Les Affaires sont les affaires
Les Affaires sont les affaires d’Octave Mirbeau, mise en scène de Claudia Stavisky.
Créée en 1903 à la Comédie-Française, contre l’avis de son comité de lecture qui démissionna à cette occasion, cette comédie de mœurs, habilement construite, selon la sacro-sainte règle des trois unités, n’a cessé depuis de susciter l’intérêt des metteurs en scène, et a été adaptée au cinéma et à la télévision.
Isidore Lechat qui rappelle certains hommes politiques d’aujourd’hui, a réalisé une fortune colossale, grâce à son habileté de capitaliste pour qui tout s’achète et doit fructifier. Propriétaire d’un journal, il a aussi des ambitions politiques…
Il a invité, dans son château du XVllème siècle dont chacune des chambres porte le nom d’un roi de France, (et il y en a autant qu’il y eut de monarques!) deux ingénieurs, des fripouilles qui cherchent à lui vendre une chute d’eau capable, selon eux, de fournir de l’énergie électrique…
Isidore Lechat veut marier sa fille au fils d’un marquis qui lui doit de l’argent et qui continue à lui en emprunter. Il reste à cet héritier ruiné un nom à particule! Mais la demoiselle «excessivement riche», cultivée et émancipée, file le parfait amour avec un jeune homme qui travaille pour son père. Dans ces scènes savoureuses de conflit familial, Octave Mirbeau se souvient du Bourgeois Gentilhomme et de L’Avare…
On rit beaucoup dans cette pièce, belle machine théâtrale, même si Isidore Lechat reste un personnage épouvantable, une vraie canaille selon sa propre fille, et un spéculateur pour qui tout s’achète : les biens comme les gens. Ainsi, il a fait du vicomte de la Fontenelle, un débiteur malchanceux, son homme à tout faire.
Et, s’il donne de l’argent à son fils, amateur de voitures de course, il exige, en échange, qu’il le mette en rapport avec des gens qui peuvent lui être utiles. Quand la comédie se fait drame, et qu’on lui annonce la mort de son rejeton dans un accident de la route, Isidore Lechat, loin de se laisser emporter par le chagrin, continue de gérer ses contrats et finit par escroquer… les deux escrocs. Bref, les affaires sont les affaires, les sentiments et l’humanité ailleurs.
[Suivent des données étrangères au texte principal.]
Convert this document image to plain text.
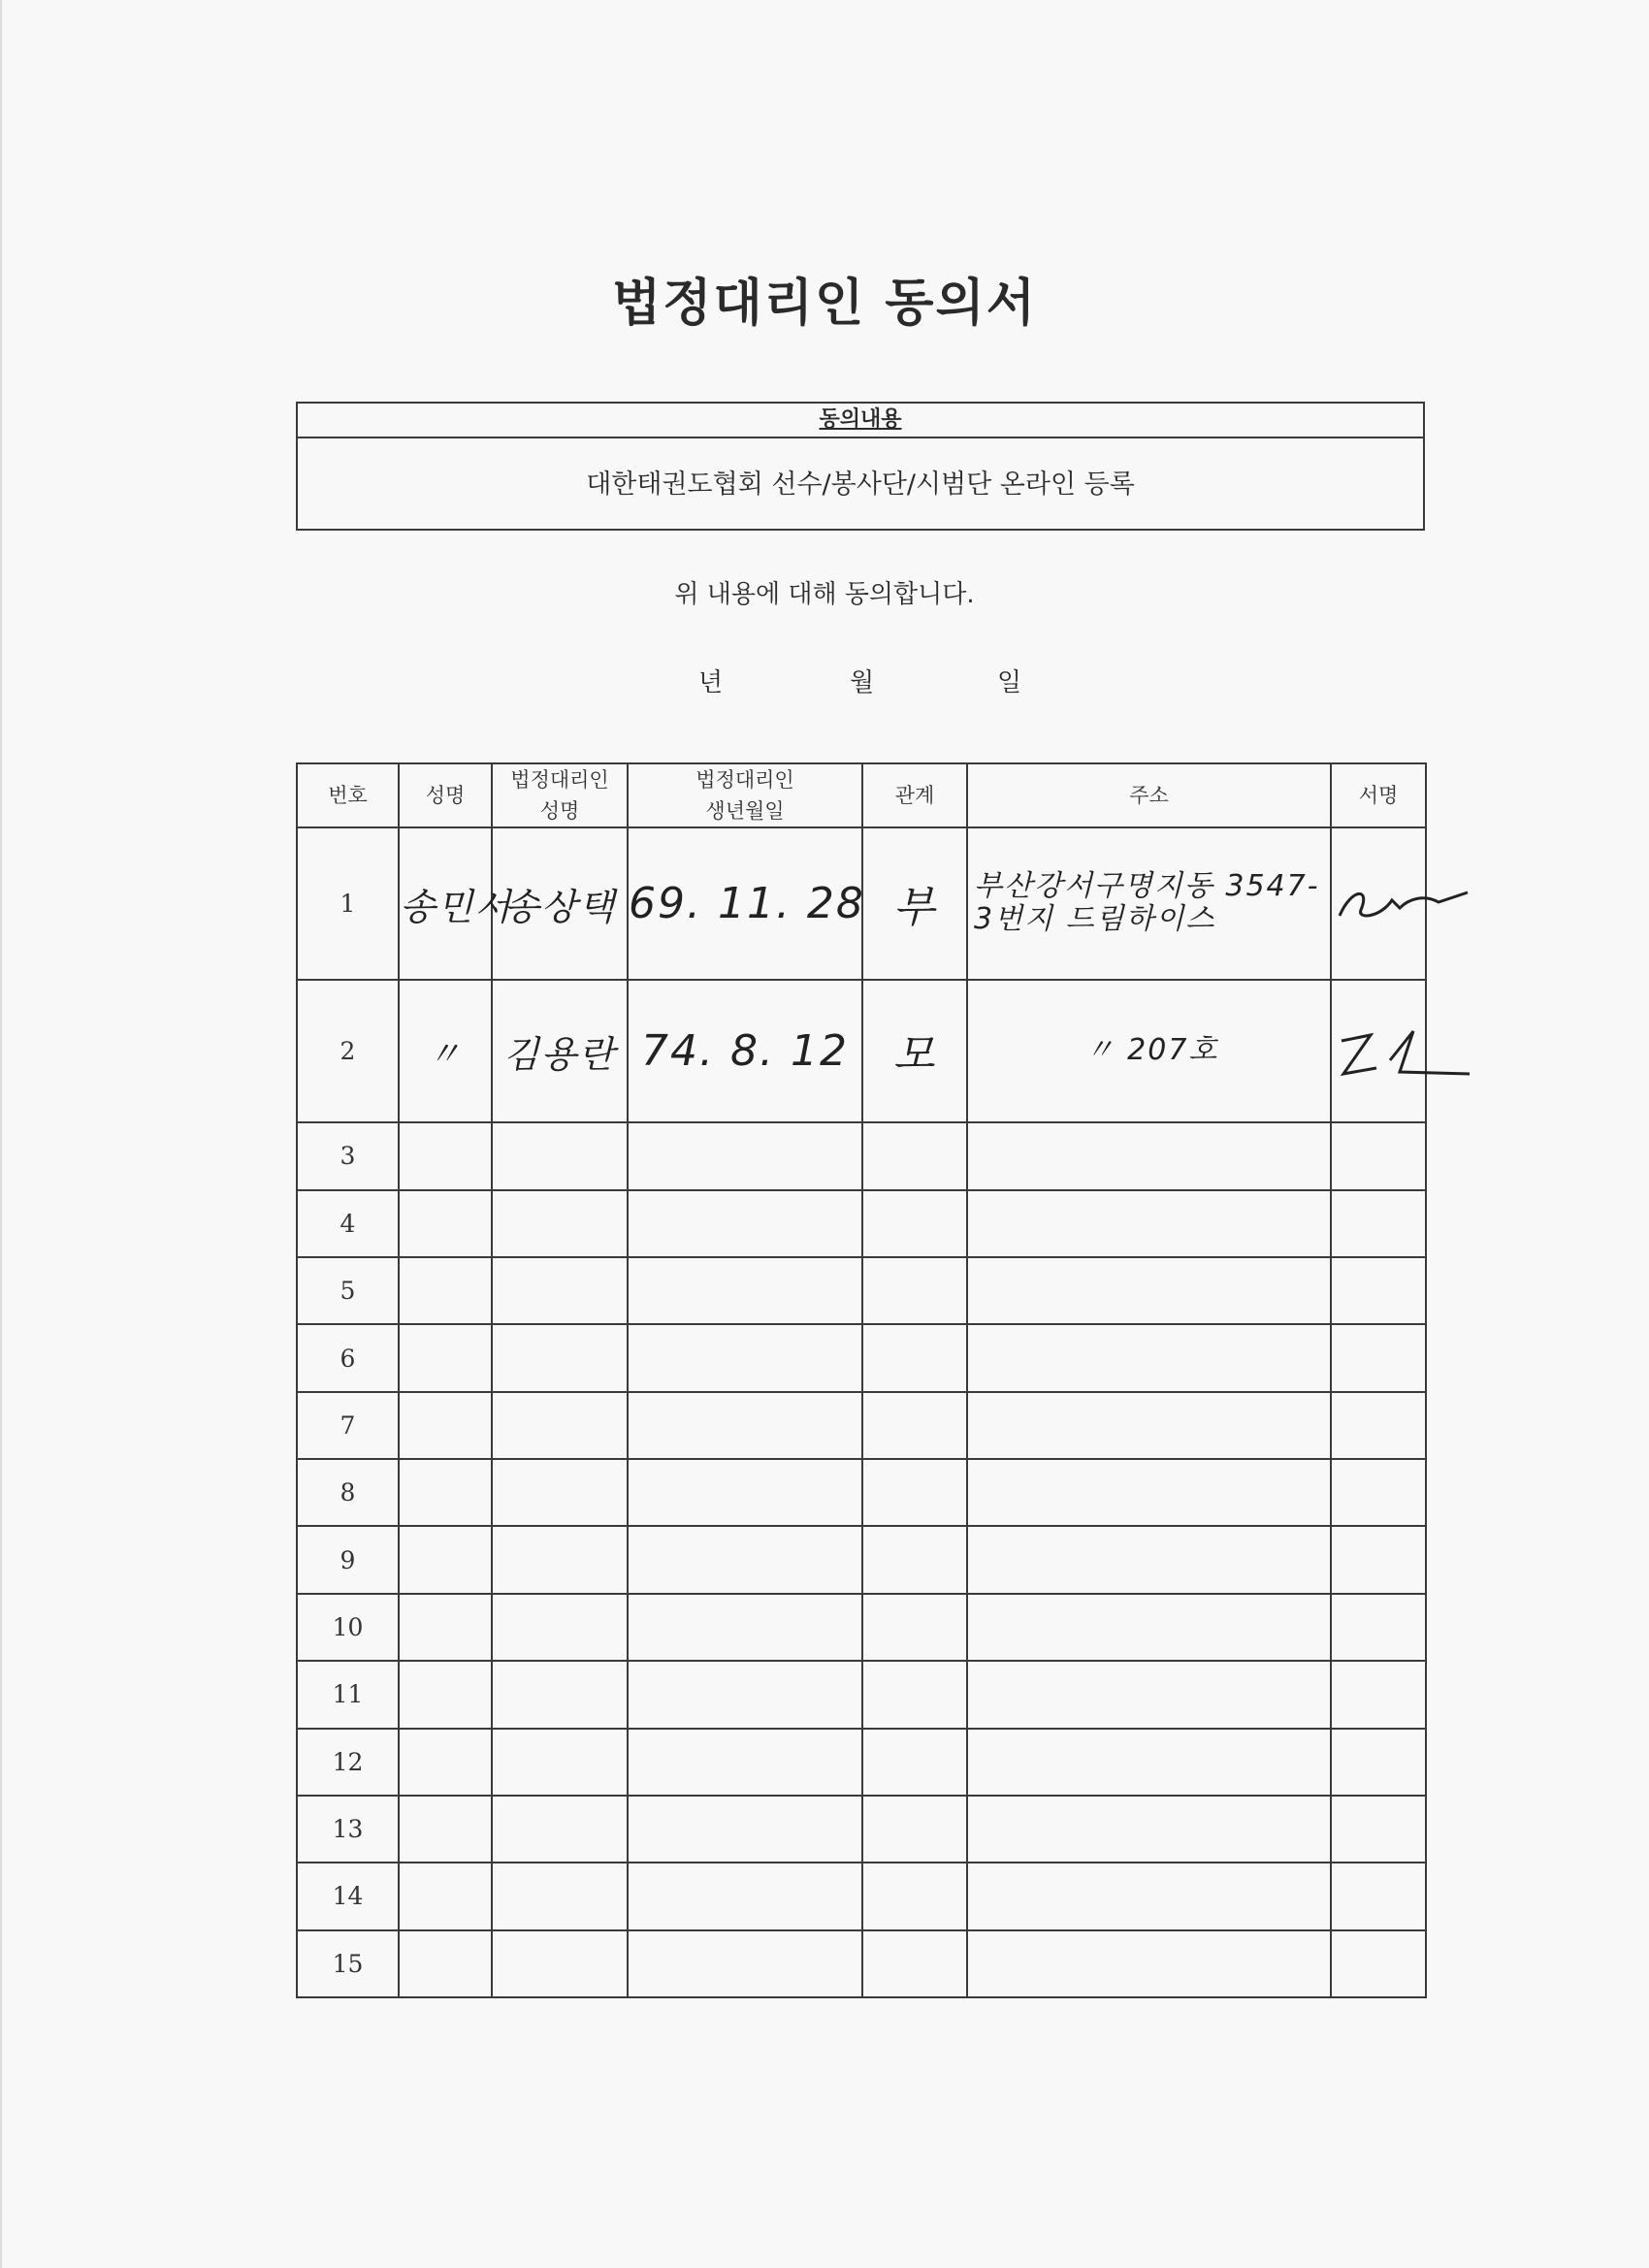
법정대리인 동의서
동의내용
대한태권도협회 선수/봉사단/시범단 온라인 등록
위 내용에 대해 동의합니다.
년	월	일
번호	성명	법정대리인 성명	법정대리인 생년월일	관계	주소	서명
1	송민서	송상택	69. 11. 28	부	부산강서구명지동 3547-3번지 드림하이스	

2	〃	김용란	74. 8. 12	모	〃 207호	

3						
4						
5						
6						
7						
8						
9						
10						
11						
12						
13						
14						
15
Claudia Stavisky a voulu épurer le texte comme les décors, et rendre ainsi la pièce plus accessible, plus «tranchante» comme elle dit, avec un dispositif scénique évoquant les moulures d’une demeure historique qui permet de moduler des espaces. La demoiselle Lechat, jeune femme d’aujourd’hui, à qui Lola Riccaboni donne une assurance teintée d’agressivité, très à l’aise dans ses baskets, tient tête à son père.
Mais on se demande bien pourquoi la metteuse en scène reprend, dans la scène finale, l’image, tirée du film Mélancolia, d’une planète qui va engloutir la Terre? Contre-sens évident!
Et pourquoi faire sur-jouer, du début jusqu’à la fin, François Marthouret, comédien subtil? Isidore Lechat n’a rien d’un personnage caricatural et, hélas très malin, il se révèle terriblement dangereux pour ceux qui s’en approchent…
Elyane Gérôme
Théâtre des Célestins à Lyon, jusqu’au 26 mars, et du 3 au 7 mai. www.celestins-lyon.org
La Coursive à La Rochelle, du 30 mars au 1er avril. Théâtre du Gymnase, Marseille, du 5 au 8 avril. Et en mai, Théâtre de Namur (Belgique), théâtre de Privas (Ardèche), et Comédie de Picardie à Amiens.